Submission #76265 seems to be stuck in some initial stage, it’s on “evaluation initiated” for 8 hours but never started.

Hello @dipam_chakraborty

We re-queued the submission for evaluation.

Hello @jyotish

Thanks for re-queuing #76265.

Can you please also help me with #76311, I believe if #76265 is running ok so should #76311, but it failed with OOM exactly after 14 iters for coinrun, bigfish and miner, and after 24 for caterpillar. In the pod info GPU memory section there are 4 items in #76265 and 5 items in #76311. I think this is somehow related to evaluation run, as the difference between these two shouldn’t cause OOM, rather #76311 should take slightly less memory.

Hello @dipam_chakraborty

Every element shown on the graph is from a different node. Ideally, you would have 8 elements on the graph, 4 for training and 4 for rollouts. Sometimes, you end with more elements because we use preemptive nodes, and every new node also shows up there. Sometimes, for the failed submissions, you might see less than 8 elements as the jobs exited before the metrics could be scraped for that job.

Hello @jyotish

Sorry for bothering about this issue too many times. But I’m certain #76348 and #76311 should not have hit OOM, local runs are taking up only 14.3 GB (including the evaluation worker). Just like #76311, in #76348 coinrun and miner hit OOM after exactly 14 iters, while bigfish didn’t, then the pod got reset and the new machine resumed from 75 iters, then it hit OOM after 75+14 = 89 iters. Is the memory usage so machine-dependent? Was something new introduced that is causing OOM errors after exactly 14 iters?

Hello @dipam_chakraborty

The GPU memory usage is not machine dependant. But it does vary a lot based on the version of tensorflow/pytorch used.
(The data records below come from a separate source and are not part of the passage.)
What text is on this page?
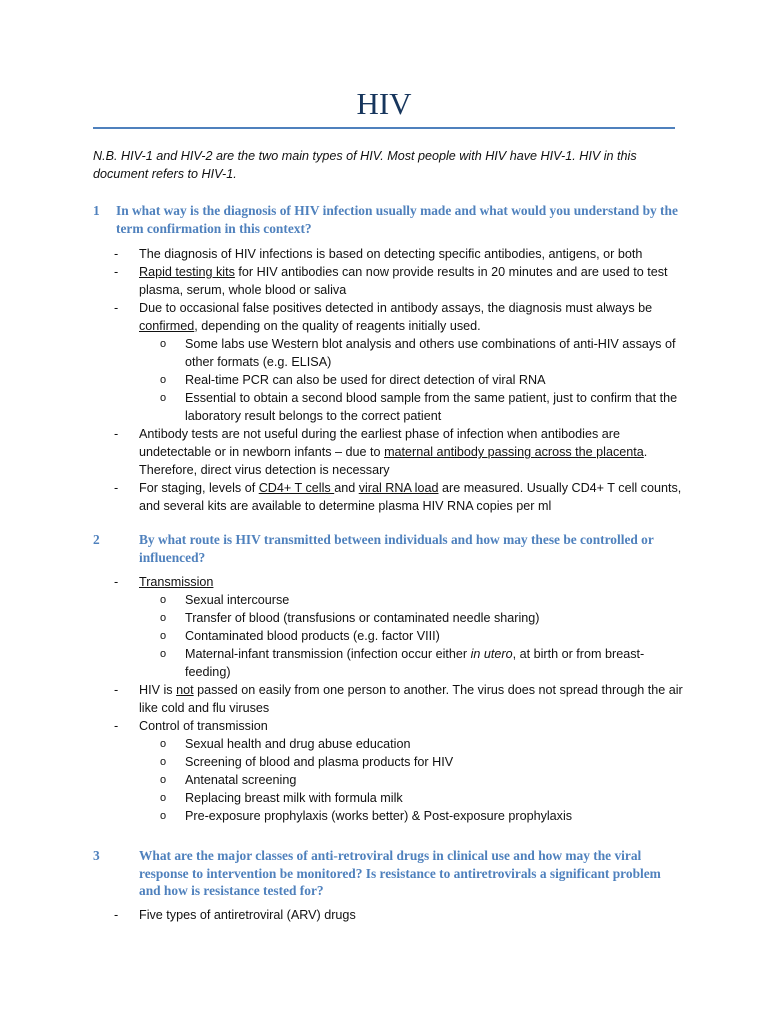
HIV
N.B. HIV-1 and HIV-2 are the two main types of HIV. Most people with HIV have HIV-1. HIV in this document refers to HIV-1.
1 In what way is the diagnosis of HIV infection usually made and what would you understand by the term confirmation in this context?

- The diagnosis of HIV infections is based on detecting specific antibodies, antigens, or both

- Rapid testing kits for HIV antibodies can now provide results in 20 minutes and are used to test plasma, serum, whole blood or saliva

- Due to occasional false positives detected in antibody assays, the diagnosis must always be confirmed, depending on the quality of reagents initially used.

o Some labs use Western blot analysis and others use combinations of anti-HIV assays of other formats (e.g. ELISA)

o Real-time PCR can also be used for direct detection of viral RNA

o Essential to obtain a second blood sample from the same patient, just to confirm that the laboratory result belongs to the correct patient

- Antibody tests are not useful during the earliest phase of infection when antibodies are undetectable or in newborn infants – due to maternal antibody passing across the placenta. Therefore, direct virus detection is necessary

- For staging, levels of CD4+ T cells and viral RNA load are measured. Usually CD4+ T cell counts, and several kits are available to determine plasma HIV RNA copies per ml

2	By what route is HIV transmitted between individuals and how may these be controlled or influenced?

- Transmission

o Sexual intercourse

o Transfer of blood (transfusions or contaminated needle sharing)

o Contaminated blood products (e.g. factor VIII)

o Maternal-infant transmission (infection occur either in utero, at birth or from breast-feeding)

- HIV is not passed on easily from one person to another. The virus does not spread through the air like cold and flu viruses

- Control of transmission

o Sexual health and drug abuse education

o Screening of blood and plasma products for HIV

o Antenatal screening

o Replacing breast milk with formula milk

o Pre-exposure prophylaxis (works better) & Post-exposure prophylaxis

3	What are the major classes of anti-retroviral drugs in clinical use and how may the viral response to intervention be monitored? Is resistance to antiretrovirals a significant problem and how is resistance tested for?

- Five types of antiretroviral (ARV) drugs
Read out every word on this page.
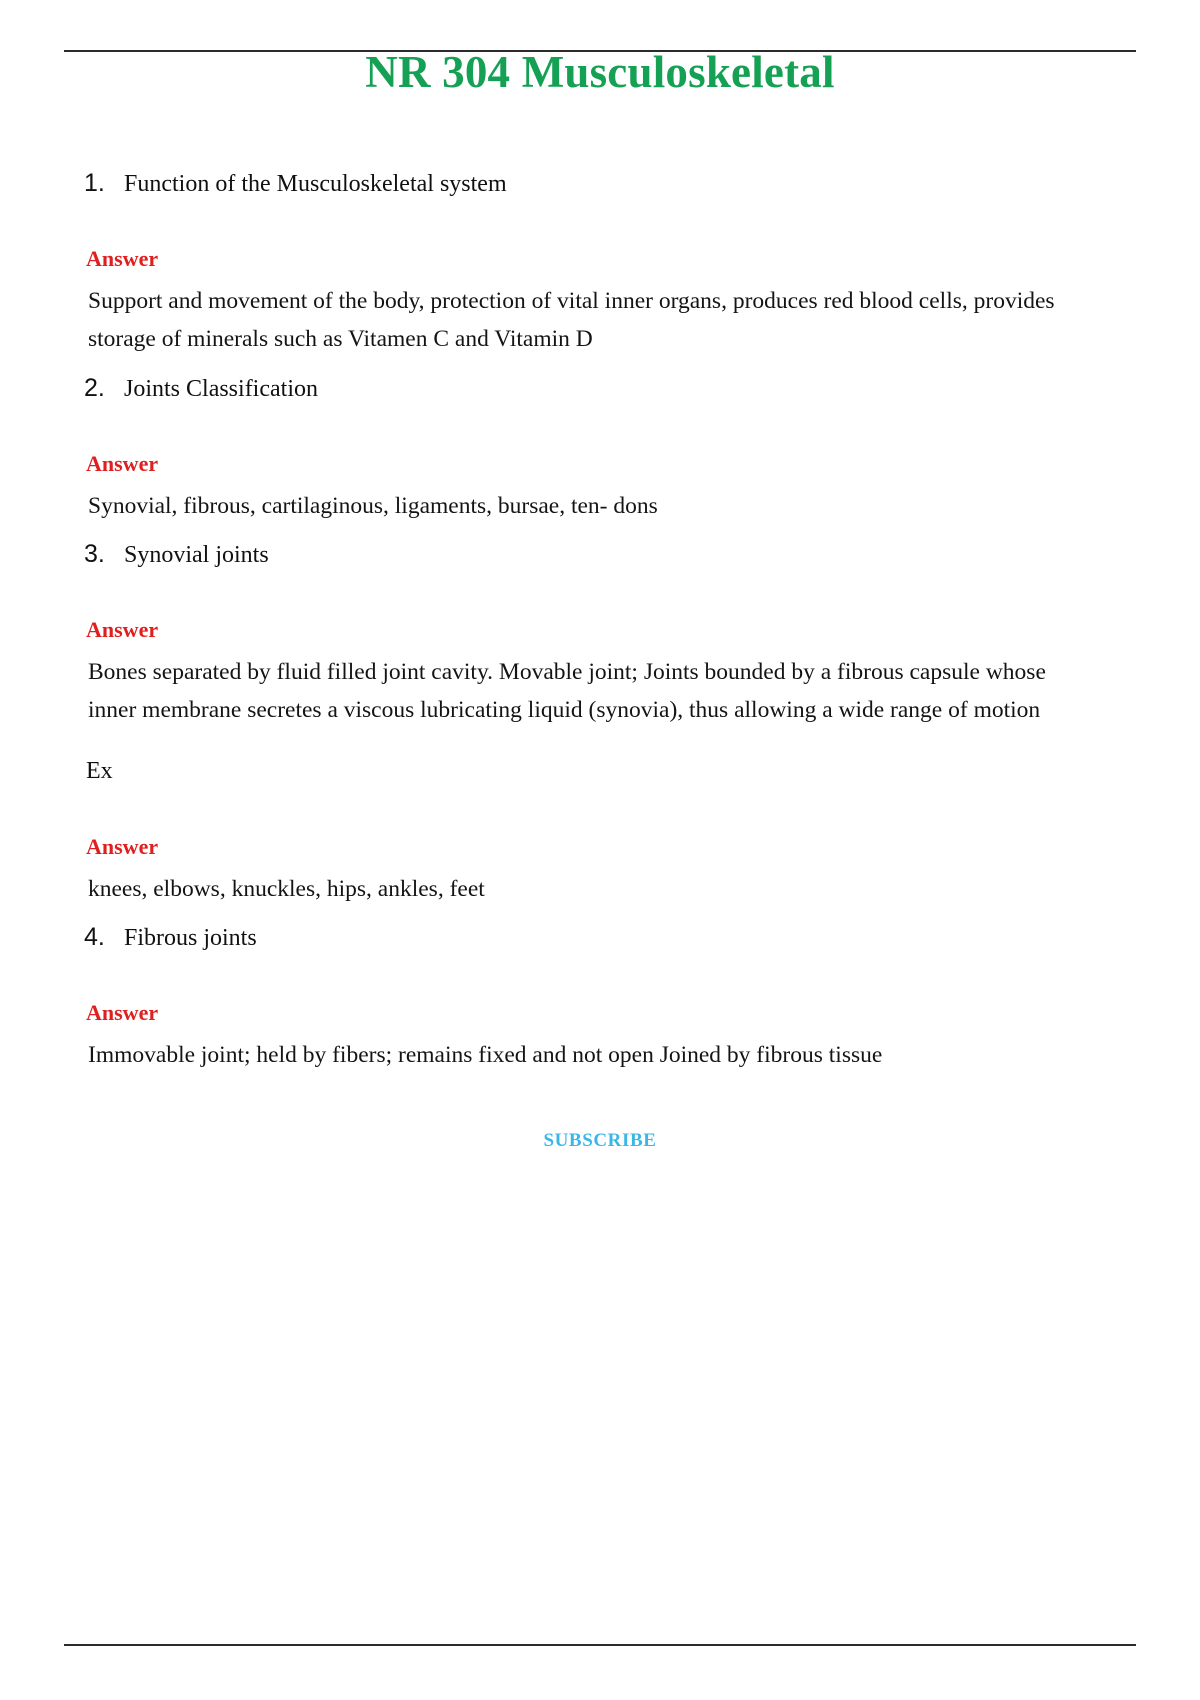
NR 304 Musculoskeletal
1. Function of the Musculoskeletal system
Answer
Support and movement of the body, protection of vital inner organs, produces red blood cells, provides storage of minerals such as Vitamen C and Vitamin D
2. Joints Classification
Answer
Synovial, fibrous, cartilaginous, ligaments, bursae, ten- dons
3. Synovial joints
Answer
Bones separated by fluid filled joint cavity. Movable joint; Joints bounded by a fibrous capsule whose inner membrane secretes a viscous lubricating liquid (synovia), thus allowing a wide range of motion
Ex
Answer
knees, elbows, knuckles, hips, ankles, feet
4. Fibrous joints
Answer
Immovable joint; held by fibers; remains fixed and not open Joined by fibrous tissue
SUBSCRIBE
local runs are taking up only 14.3 GB (including the evaluation worker)

In that case, you can try replicating your local software stack during the evaluations (pip freeze / conda export)? Please let me know if I can help you with that.

Hello @jyotish

On local machine I have a conda environment with python 3.7 and only install requirements.txt mentioned below with pip.

ray[rllib]==0.8.5
procgen==0.10.1
torch==1.3.1
torchvision==0.4.2
mlflow==1.8.0
boto3==1.13.10

I haven’t tried pip freeze/conda export … will surely try it on the next submission. If you have any best known practices advice regarding that please let me know.

Hello @jyotish

Can you please clarify what happened in submission #77475, three environments ran fine but a lot of the log data is missing, and coinrun immediately failed, log file for coinrun is empty.

Hello @dipam_chakraborty

We had an issue with the metrics scraper because of which the pod metrics were not displayed. This is now fixed and should work as expected for the new submissions. We are checking the issue with the submission you mentioned. We will post the updates on the submission issue page.

Hello @jyotish

Submission #78454 failed after all steps completed, is it due to network issue?